I've got a VM with a full linux distro at my fingertips. Virtualization has gotten more than fast enough. And now, with windows 11, I get an X server integrated with my WSL instance so even if I WANTED a linux app, I can launch it just like I would if I were using linux as my host.
It does suck that the WSL1 notion of "not a vm" didn't take off, but at the same time, when the VM looks and behaves like a regular bash terminal, what more could you realistically want?
> what more could you realistically want?
some privacy, no telemetry, no ads, and the computer only applying updates that I choose and only rebooting when I ask it to?
(I know it's a lot to ask for these days...)
I opted in telemetry to ensure OS vendor has data on usage, issues, crashes. The same for say Firefox.
I believe providing it helps vendors to improve and fix issues quicker.
:pulls out wallet: where?
WSL2 is very limited; from not having a "proper init" to having NAT-ed network, it is fine for running simple docker containers, but proper linux it is not.
Comparing it to the real linux is like comparing powershell prompt to full windows.

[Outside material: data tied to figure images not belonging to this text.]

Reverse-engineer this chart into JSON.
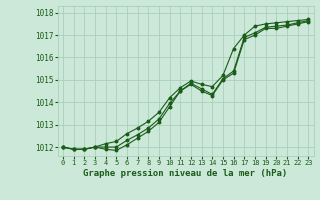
{
  "title": "Graphe pression niveau de la mer (hPa)",
  "bg_color": "#cce8d8",
  "grid_color": "#aacfba",
  "line_color": "#1a5c1a",
  "xlim": [
    -0.5,
    23.5
  ],
  "ylim": [
    1011.6,
    1018.3
  ],
  "yticks": [
    1012,
    1013,
    1014,
    1015,
    1016,
    1017,
    1018
  ],
  "xticks": [
    0,
    1,
    2,
    3,
    4,
    5,
    6,
    7,
    8,
    9,
    10,
    11,
    12,
    13,
    14,
    15,
    16,
    17,
    18,
    19,
    20,
    21,
    22,
    23
  ],
  "series1_y": [
    1012.0,
    1011.9,
    1011.9,
    1012.0,
    1011.9,
    1011.85,
    1012.1,
    1012.4,
    1012.7,
    1013.1,
    1013.8,
    1014.5,
    1014.8,
    1014.5,
    1014.3,
    1015.0,
    1015.3,
    1016.8,
    1017.0,
    1017.3,
    1017.3,
    1017.4,
    1017.5,
    1017.6
  ],
  "series2_y": [
    1012.0,
    1011.9,
    1011.9,
    1012.0,
    1012.0,
    1012.0,
    1012.3,
    1012.55,
    1012.85,
    1013.25,
    1013.95,
    1014.5,
    1014.85,
    1014.6,
    1014.35,
    1015.05,
    1015.4,
    1016.9,
    1017.1,
    1017.35,
    1017.4,
    1017.45,
    1017.55,
    1017.65
  ],
  "series3_y": [
    1012.0,
    1011.9,
    1011.9,
    1012.0,
    1012.15,
    1012.25,
    1012.6,
    1012.85,
    1013.15,
    1013.55,
    1014.2,
    1014.65,
    1014.95,
    1014.8,
    1014.7,
    1015.2,
    1016.4,
    1017.0,
    1017.4,
    1017.5,
    1017.55,
    1017.6,
    1017.65,
    1017.7
  ],
  "marker_size": 1.8,
  "line_width": 0.8,
  "tick_fontsize": 5.5,
  "xlabel_fontsize": 6.5,
  "xtick_fontsize": 5.0
}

> [WSL] is fine for running simple docker containers
WSL is passable for running Docker containers, and that is if you add a ton of complicated socket forwarding machinery and Window-side service management automation to it, which is what Docker Desktop does.
Without that, WSL2's lack of a proper init system means that you literally don't even have a way to automatically start `dockerd`. And you have the same story for the integration of that Docker daemon with the other Linux WSL hosts.
> Comparing it to the real linux is like comparing powershell prompt to full windows.
True, although in a way this comparison is unflattering to Linux because PowerShell is generally better made, better documented, and less hostile to automation or customization than most software that comes with Windows.
> WSL is passable for running Docker containers, and that is if you add a ton of complicated socket forwarding machinery and Window-side service management automation to it, which is what Docker Desktop does.
That's exactly the reason why I mentioned simple docker containers.
Once I needed to make some of them work with macvlan/ipvlan, and docker desktop on mac and windows were both completely unusable.
Say I'm webdev (I'm not) and proper Linux for me is that one which can start Flask dev env, and I can copypaste things from stackoverflow. Totally fine for my needs to call it proper Linux.
Webdev is about the only scenario, in which it would be ok; funny how you mentioned exactly this one.
However, for webdev, native linux would be fine as well.
WSL is really only a viable alternative to dual-booting for Windows people who have merely dabbled in Linux desktop usage. Admittedly, this is likely the only case Microsoft cares about.
But if you're used to Linux, Windows is not only borderline unbearable in a cultural way, but you're likely to notice that a ton of important pieces of WSL (and the wider Windows CLI environment) are broken, inadequate, missing, or just different in a way that makes them unattractive to longtime Linux users.
> I've got a VM with a full linux distro at my fingertips. [...] when the VM looks and behaves like a regular bash terminal, what more could you realistically want?
To name a few, things, limited strictly to WSL:
> - your distro's normal init system / a standard way to configure persistent services
> - bridged networking or some other advanced networking configuration
Sounds like something in sysadmin's language.
I hope WSL will keep within the current paradigm, not trying to replace your Proxmox test lab.
Yeah, WSL(2) was a huge huge win for Microsoft. It seems silly, but it’s kept thousands of devs from dual booting…
I dunno
it's quite possible it'll work out as well as IBM's OS/2 running Windows apps did
Since when saving time and increasing productivity became silly? Not even saying getting rid of Linux VMs, shared folders and similar annoying things is a good thing overall.